The Supreme Court does not agree with the Court of Appeals interpretation of “business of insurance” as applied to this case and determined the state law cited in this case is one of “bad faith” not interpreted as regulating insurance and therefore not supported by the saving clause. 

The Supreme Court emphasized Congress’s intent in interpreting the ERISA doctrine by stating:        

“The policy choices reflected in the inclusion of certain remedies and the exclusion of others in the federal scheme would be completely undermined if ERISA-plan participants and beneficiaries were free to obtain remedies under state law that Congress rejected in ERISA [9].”

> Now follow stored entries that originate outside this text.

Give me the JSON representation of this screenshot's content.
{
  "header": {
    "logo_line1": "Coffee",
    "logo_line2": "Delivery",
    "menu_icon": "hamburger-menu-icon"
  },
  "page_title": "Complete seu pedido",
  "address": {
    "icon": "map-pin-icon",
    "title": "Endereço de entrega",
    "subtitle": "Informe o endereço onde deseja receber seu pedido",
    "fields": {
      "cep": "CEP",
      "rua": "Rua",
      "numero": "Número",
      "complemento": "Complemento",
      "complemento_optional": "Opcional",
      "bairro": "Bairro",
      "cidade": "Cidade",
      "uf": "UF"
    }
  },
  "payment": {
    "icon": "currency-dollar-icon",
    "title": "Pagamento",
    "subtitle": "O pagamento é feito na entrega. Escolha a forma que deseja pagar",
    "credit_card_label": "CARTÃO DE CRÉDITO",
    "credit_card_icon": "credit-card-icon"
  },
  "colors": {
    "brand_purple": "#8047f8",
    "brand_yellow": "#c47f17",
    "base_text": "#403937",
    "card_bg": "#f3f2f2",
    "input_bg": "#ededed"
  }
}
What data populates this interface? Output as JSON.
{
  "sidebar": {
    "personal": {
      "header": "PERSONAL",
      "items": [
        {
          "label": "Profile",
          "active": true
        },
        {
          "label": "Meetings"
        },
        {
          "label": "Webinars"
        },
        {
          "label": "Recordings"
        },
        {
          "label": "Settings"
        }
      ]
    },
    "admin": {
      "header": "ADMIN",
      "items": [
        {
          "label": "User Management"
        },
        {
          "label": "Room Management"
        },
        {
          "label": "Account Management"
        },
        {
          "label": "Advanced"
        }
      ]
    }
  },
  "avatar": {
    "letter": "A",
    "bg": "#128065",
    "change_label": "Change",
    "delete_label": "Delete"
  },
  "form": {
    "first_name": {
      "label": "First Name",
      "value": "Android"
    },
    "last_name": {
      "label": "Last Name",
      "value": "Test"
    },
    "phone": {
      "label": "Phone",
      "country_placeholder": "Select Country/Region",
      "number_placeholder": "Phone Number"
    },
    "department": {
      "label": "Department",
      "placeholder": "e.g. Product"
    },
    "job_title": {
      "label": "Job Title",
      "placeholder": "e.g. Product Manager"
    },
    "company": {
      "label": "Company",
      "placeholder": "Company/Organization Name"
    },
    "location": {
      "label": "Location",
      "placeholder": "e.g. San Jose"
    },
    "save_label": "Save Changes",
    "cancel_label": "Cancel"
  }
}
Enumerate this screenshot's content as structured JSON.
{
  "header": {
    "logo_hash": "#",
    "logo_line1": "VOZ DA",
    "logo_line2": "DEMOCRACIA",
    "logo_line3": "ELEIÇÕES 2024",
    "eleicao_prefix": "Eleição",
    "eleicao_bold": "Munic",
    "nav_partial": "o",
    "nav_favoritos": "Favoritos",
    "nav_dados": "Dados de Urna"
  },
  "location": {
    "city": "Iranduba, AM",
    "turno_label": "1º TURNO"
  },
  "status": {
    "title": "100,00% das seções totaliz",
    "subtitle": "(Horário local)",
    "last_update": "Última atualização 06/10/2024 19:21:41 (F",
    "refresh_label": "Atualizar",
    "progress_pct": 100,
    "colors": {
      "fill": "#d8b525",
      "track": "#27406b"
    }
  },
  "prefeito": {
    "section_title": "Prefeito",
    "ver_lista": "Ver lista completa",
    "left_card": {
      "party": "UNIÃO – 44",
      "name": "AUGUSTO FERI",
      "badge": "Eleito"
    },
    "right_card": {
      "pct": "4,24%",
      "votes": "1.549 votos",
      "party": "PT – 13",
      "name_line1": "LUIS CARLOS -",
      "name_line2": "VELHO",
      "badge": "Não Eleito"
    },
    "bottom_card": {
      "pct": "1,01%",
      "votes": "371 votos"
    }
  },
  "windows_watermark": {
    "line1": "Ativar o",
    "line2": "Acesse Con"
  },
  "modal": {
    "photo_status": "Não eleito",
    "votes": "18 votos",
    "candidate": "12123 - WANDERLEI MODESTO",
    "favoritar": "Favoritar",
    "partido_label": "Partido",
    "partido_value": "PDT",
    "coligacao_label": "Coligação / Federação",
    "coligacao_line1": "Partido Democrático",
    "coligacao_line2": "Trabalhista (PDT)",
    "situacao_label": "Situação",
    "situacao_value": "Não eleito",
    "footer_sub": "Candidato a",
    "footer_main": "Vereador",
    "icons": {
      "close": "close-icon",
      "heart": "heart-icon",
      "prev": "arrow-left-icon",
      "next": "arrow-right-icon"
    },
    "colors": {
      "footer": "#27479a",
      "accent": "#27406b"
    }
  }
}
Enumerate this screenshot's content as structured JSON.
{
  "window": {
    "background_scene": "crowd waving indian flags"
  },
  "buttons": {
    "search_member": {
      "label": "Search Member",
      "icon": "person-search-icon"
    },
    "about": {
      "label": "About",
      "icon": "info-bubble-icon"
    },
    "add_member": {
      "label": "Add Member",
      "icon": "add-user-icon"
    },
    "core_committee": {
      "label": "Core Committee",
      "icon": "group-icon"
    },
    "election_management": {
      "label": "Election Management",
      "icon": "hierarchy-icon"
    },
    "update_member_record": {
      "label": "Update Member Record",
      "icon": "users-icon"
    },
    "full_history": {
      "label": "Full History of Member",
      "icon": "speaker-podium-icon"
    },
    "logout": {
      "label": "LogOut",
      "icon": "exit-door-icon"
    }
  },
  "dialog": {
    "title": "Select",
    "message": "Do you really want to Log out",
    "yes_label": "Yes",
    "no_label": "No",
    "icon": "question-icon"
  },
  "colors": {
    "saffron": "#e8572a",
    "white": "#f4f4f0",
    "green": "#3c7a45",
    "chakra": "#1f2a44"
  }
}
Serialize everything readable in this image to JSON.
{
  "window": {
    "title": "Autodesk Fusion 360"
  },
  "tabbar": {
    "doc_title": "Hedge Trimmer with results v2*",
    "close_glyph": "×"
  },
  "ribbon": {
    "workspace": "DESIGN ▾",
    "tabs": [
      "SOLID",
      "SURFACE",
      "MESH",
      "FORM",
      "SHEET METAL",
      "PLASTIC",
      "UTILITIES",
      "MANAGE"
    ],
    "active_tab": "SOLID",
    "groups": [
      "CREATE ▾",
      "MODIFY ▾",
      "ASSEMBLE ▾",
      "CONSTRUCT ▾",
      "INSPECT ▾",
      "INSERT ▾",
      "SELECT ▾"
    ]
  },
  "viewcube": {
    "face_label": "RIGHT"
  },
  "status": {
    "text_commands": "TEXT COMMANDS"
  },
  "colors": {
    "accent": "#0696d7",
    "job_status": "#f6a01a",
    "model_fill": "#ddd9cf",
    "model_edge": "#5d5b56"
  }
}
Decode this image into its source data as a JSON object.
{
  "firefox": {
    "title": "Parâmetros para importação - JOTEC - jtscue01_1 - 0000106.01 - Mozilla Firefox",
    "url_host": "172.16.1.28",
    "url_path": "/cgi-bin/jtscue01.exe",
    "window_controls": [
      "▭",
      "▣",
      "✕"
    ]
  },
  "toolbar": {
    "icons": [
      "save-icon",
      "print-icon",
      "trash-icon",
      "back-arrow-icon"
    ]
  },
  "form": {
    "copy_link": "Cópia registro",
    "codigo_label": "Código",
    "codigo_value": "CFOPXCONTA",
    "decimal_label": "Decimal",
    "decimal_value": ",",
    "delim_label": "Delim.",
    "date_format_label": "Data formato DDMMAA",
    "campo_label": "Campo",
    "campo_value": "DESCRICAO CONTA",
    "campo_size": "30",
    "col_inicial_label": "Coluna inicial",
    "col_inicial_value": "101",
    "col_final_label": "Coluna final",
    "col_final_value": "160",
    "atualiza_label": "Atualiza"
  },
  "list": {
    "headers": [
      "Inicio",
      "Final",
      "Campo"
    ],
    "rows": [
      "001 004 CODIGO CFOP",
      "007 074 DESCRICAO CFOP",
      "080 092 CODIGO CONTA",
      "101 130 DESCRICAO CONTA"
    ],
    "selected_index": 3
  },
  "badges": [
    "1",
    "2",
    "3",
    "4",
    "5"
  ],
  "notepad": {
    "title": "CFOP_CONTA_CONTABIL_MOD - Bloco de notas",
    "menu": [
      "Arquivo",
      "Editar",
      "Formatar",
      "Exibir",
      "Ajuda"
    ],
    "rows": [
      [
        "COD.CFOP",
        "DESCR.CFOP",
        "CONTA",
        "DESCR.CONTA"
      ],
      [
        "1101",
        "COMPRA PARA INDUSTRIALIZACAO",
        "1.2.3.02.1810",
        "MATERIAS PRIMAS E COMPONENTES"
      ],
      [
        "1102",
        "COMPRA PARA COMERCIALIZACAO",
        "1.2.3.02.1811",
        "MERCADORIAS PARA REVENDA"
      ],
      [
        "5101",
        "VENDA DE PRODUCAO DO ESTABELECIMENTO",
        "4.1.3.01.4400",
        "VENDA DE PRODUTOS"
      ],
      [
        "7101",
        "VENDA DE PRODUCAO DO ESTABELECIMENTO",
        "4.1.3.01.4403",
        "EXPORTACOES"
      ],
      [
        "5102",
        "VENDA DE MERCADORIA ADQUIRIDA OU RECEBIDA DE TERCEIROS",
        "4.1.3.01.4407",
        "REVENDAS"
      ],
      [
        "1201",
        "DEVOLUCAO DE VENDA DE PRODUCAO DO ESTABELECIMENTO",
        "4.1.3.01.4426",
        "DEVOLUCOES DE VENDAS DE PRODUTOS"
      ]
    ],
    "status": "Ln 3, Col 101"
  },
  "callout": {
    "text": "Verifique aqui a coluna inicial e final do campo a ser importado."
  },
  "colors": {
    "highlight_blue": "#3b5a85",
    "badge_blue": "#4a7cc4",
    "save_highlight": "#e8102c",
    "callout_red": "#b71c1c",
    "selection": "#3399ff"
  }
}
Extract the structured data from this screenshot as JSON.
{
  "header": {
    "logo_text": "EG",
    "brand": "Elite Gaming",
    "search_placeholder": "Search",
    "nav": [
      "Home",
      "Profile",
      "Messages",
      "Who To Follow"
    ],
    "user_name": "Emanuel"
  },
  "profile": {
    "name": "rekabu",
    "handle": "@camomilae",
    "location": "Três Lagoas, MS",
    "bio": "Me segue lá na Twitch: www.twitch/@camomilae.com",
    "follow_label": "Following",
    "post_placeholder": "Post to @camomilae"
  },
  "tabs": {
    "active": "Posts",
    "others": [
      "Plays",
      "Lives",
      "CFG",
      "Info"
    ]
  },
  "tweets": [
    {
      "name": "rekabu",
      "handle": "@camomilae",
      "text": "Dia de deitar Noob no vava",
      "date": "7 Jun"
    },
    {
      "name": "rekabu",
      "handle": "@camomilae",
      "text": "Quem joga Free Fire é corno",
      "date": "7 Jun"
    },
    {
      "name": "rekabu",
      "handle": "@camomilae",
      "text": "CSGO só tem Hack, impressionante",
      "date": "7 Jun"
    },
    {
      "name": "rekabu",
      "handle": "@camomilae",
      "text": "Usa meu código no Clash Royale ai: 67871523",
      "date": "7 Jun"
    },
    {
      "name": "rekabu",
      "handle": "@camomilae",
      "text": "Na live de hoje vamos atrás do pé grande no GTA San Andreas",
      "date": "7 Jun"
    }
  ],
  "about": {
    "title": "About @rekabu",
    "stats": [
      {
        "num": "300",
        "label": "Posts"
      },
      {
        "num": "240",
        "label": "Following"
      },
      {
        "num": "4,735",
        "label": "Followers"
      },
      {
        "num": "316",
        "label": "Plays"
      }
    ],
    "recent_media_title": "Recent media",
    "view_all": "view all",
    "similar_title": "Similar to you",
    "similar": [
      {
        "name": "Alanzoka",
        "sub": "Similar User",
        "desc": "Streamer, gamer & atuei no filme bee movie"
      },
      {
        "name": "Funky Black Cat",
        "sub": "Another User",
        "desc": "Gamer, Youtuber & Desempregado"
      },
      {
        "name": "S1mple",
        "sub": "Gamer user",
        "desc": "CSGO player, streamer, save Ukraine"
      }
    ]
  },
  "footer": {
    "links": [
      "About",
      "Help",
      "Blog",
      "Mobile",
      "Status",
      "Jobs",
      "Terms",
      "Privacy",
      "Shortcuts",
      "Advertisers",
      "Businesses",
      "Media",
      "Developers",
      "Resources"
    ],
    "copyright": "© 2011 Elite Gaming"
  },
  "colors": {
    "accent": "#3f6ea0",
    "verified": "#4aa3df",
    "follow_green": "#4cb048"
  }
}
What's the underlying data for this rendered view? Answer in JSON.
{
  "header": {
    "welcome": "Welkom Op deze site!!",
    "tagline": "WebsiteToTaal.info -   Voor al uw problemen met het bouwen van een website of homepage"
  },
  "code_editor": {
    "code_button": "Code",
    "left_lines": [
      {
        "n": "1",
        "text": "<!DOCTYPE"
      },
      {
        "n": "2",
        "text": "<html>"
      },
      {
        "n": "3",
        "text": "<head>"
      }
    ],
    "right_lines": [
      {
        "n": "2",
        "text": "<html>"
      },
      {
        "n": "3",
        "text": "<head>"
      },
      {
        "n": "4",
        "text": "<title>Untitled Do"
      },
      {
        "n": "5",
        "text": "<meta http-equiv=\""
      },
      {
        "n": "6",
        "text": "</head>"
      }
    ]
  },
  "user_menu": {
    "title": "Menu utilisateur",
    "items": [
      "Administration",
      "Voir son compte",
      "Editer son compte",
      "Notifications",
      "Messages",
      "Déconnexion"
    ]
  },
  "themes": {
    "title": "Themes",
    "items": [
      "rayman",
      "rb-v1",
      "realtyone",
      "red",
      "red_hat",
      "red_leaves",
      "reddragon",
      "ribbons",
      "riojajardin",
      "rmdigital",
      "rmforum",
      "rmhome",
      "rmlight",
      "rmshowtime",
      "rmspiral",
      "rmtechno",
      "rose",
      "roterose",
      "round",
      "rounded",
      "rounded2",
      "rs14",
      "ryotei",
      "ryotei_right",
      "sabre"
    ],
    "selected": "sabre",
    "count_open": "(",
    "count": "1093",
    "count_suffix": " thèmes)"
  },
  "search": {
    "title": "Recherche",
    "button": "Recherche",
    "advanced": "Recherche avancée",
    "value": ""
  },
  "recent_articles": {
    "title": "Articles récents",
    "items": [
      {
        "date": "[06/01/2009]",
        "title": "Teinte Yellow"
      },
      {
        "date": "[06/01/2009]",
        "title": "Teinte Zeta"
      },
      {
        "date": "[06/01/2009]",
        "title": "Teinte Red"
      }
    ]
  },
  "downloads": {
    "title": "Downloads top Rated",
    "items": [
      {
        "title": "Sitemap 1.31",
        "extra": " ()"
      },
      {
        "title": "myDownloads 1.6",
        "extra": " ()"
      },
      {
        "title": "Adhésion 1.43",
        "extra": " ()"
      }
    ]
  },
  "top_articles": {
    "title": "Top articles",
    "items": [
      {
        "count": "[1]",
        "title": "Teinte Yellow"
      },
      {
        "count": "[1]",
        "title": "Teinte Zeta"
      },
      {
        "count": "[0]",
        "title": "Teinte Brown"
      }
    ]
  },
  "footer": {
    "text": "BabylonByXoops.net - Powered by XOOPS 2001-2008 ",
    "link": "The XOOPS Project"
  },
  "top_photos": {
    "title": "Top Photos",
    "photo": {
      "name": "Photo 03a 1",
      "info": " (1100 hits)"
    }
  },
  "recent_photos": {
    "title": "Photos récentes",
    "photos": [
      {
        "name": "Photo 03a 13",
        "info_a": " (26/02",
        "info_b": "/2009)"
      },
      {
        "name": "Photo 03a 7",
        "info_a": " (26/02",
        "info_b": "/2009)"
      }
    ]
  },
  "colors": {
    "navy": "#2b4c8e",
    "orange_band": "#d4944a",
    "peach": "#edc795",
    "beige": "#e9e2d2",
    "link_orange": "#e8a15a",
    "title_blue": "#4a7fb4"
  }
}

The predictability of the ERISA doctrine is reflected by the legislative history of Congress in creating a regulation with provisions that are explicitly stated with narrow exceptions. Understanding congressional intent also helps to ensure the regulation is being interpreted in a way that aligns with its original purpose. The case law reinforces the objective of the ERISA doctrine in protecting and promoting employee benefit plans.


[1] Metropolitan Life v. Massachusetts, 471 U.S. 724 (1985).

[2] Pilot Life Ins. Co. v. Dedeaux, 481 U.S. 41 (1987).

[3] Shaw v. Delta Air Lines, Inc., 463 U. S. 85 (1983).

[4] Id. 

[5] Id.

[6] Metropolitan Life v. Massachusetts, 471 U.S. 724 (1985).

[7] Id.

[8] Id.

[9] Pilot Life Ins. Co. v. Dedeaux, 481 U.S. 41 (1987).